Une journaliste malienne a elle aussi vu sa réputation ternie après la diffusion d’une rumeur sur WhatsApp, l’accusant – sans la moindre preuve – d’avoir bénéficié de promotions obtenues par des moyens illicites. Il a fallu une mobilisation publique et des interventions professionnelles pour que le mensonge soit démenti, mais le mal était déjà fait.

« Pratiquement tout le monde se prétend journaliste sur les réseaux. L’absence de filtre permet à n’importe qui de diffuser des informations sans vérification, ce qui fragilise notre profession et nuit à la démocratie », dénonce Mariam Boubacar Maïga, journaliste d’investigation. Ce manque de régulation expose davantage les femmes, souvent perçues comme des cibles légitimes dès qu’elles s’expriment ou occupent des espaces publics.
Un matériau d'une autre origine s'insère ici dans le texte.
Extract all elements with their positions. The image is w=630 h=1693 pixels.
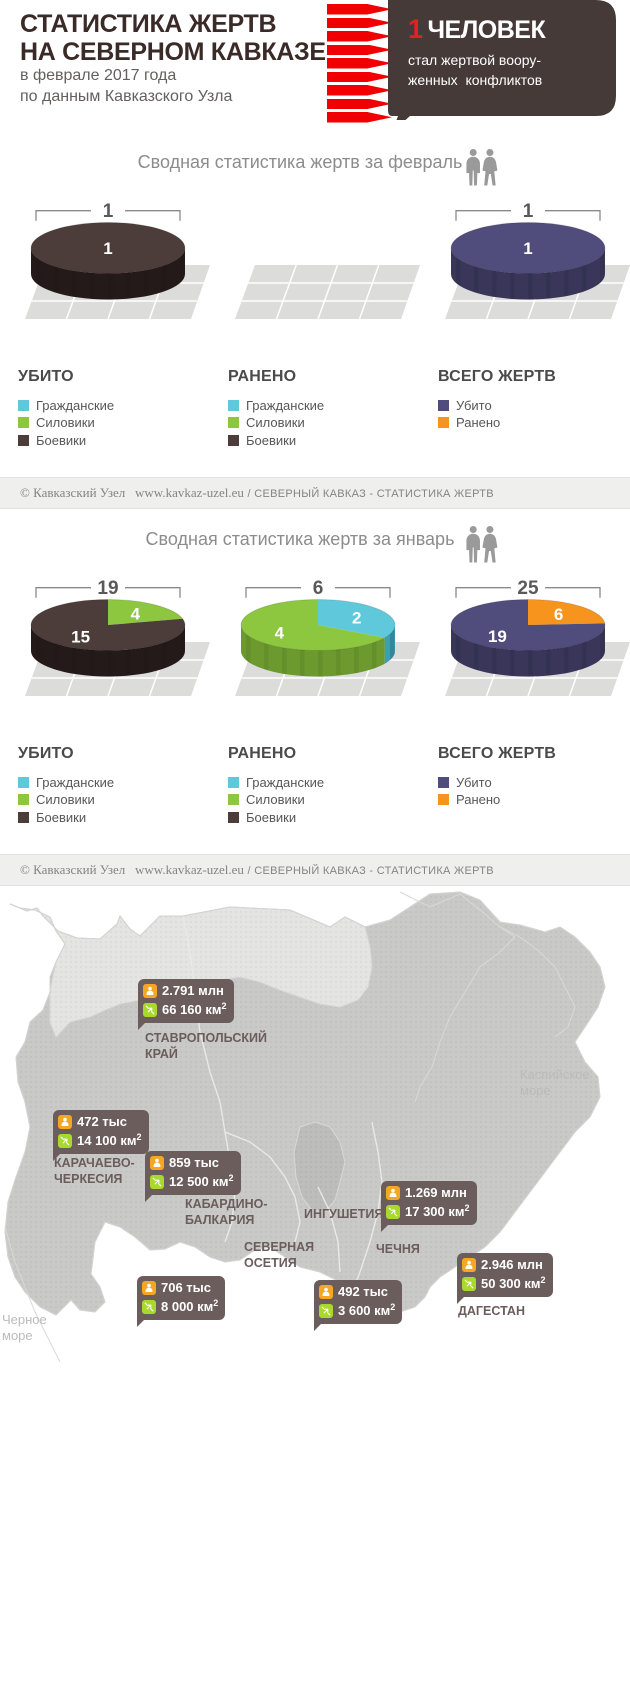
svg-text:1: 1 bbox=[103, 239, 112, 258]
svg-text:2: 2 bbox=[352, 609, 361, 628]
svg-text:4: 4 bbox=[131, 604, 141, 623]
svg-text:1: 1 bbox=[523, 239, 532, 258]
svg-text:4: 4 bbox=[275, 623, 285, 642]
svg-text:1: 1 bbox=[103, 201, 114, 222]
svg-text:25: 25 bbox=[517, 578, 539, 599]
svg-text:6: 6 bbox=[313, 578, 324, 599]
svg-text:6: 6 bbox=[554, 605, 563, 624]
svg-text:19: 19 bbox=[488, 627, 507, 646]
svg-text:15: 15 bbox=[71, 628, 90, 647]
svg-text:19: 19 bbox=[97, 578, 118, 599]
svg-text:1: 1 bbox=[523, 201, 534, 222]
Ce phénomène est amplifié par les logiques algorithmiques des plateformes comme Facebook, TikTok ou WhatsApp. Celles-ci privilégient les contenus sensationnalistes, clivants, et souvent faux, qui suscitent davantage d’engagements, au détriment des informations rigoureusement vérifiées. Les contenus sexistes, illustrés par des vidéos, des montages ou des messages vocaux, s’y propagent comme une traînée de poudre.

« Il suffit qu’une jeune fille soit perçue comme sortant des normes traditionnelles pour devenir la cible d’un lynchage virtuel, que l’information soit vérifiée ou non », alerte Fatoumata Naba Samaké, communicante et militante féministe. Ce harcèlement numérique se double souvent d’un mépris de classe ou d’âge, renforçant les vulnérabilités.
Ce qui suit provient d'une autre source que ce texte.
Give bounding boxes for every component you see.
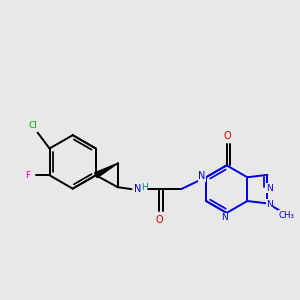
Text: Cl: Cl [28,121,37,130]
Text: N: N [266,184,273,193]
Text: N: N [266,200,273,209]
Text: N: N [221,213,228,222]
Text: F: F [25,171,30,180]
Text: O: O [224,130,232,141]
Text: CH₃: CH₃ [278,211,294,220]
Text: O: O [155,215,163,225]
Polygon shape [94,164,118,178]
Text: H: H [141,183,148,192]
Text: N: N [134,184,141,194]
Text: N: N [198,171,206,181]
Les conséquences sont graves, certaines femmes abandonnent leurs études, fuient leur domicile ou sombrent dans des troubles psychologiques. La peur d’être exposée et humiliée publiquement engendre une autocensure qui fragilise la participation féminine à la vie publique et démocratique. « Les fausses informations sexistes ne sont pas anodines. Elles nourrissent un climat de peur et d’effacement. Il est urgent de renforcer la protection des femmes dans l’espace numérique », prévient Aissata Amadou Bocoum, femme leader et membre du Conseil national de la transition.

Face à cette offensive numérique, des initiatives locales tentent de reprendre le contrôle. Des collectifs comme La Femme en Moi, Benbere ou Doniblog mènent des campagnes numériques pour contrer la désinformation, en diffusant des récits positifs, vérifiés et contextualisés. Des programmes d’éducation aux médias sont également lancés, visant à renforcer l’esprit critique, notamment chez les jeunes et les femmes.

Les spécialistes plaident pour une éducation numérique dès le plus jeune âge, une meilleure capacité de détection des fausses nouvelles, et une législation renforcée pour responsabiliser les plateformes. La valorisation de figures féminines inspirantes, bienveillantes et visibles dans l’espace public est aussi une réponse nécessaire pour briser les stéréotypes.

Si les réseaux sociaux peuvent être des vecteurs de haine, ils demeurent aussi des outils de transformation. Mais pour qu’ils deviennent des lieux de progrès, il faut une mobilisation collective, transversale, et durable. Les journalistes, activistes, chercheurs, institutions et citoyens doivent unir leurs forces. Car lutter contre la désinformation sexiste, c’est aussi défendre la démocratie et l’égalité.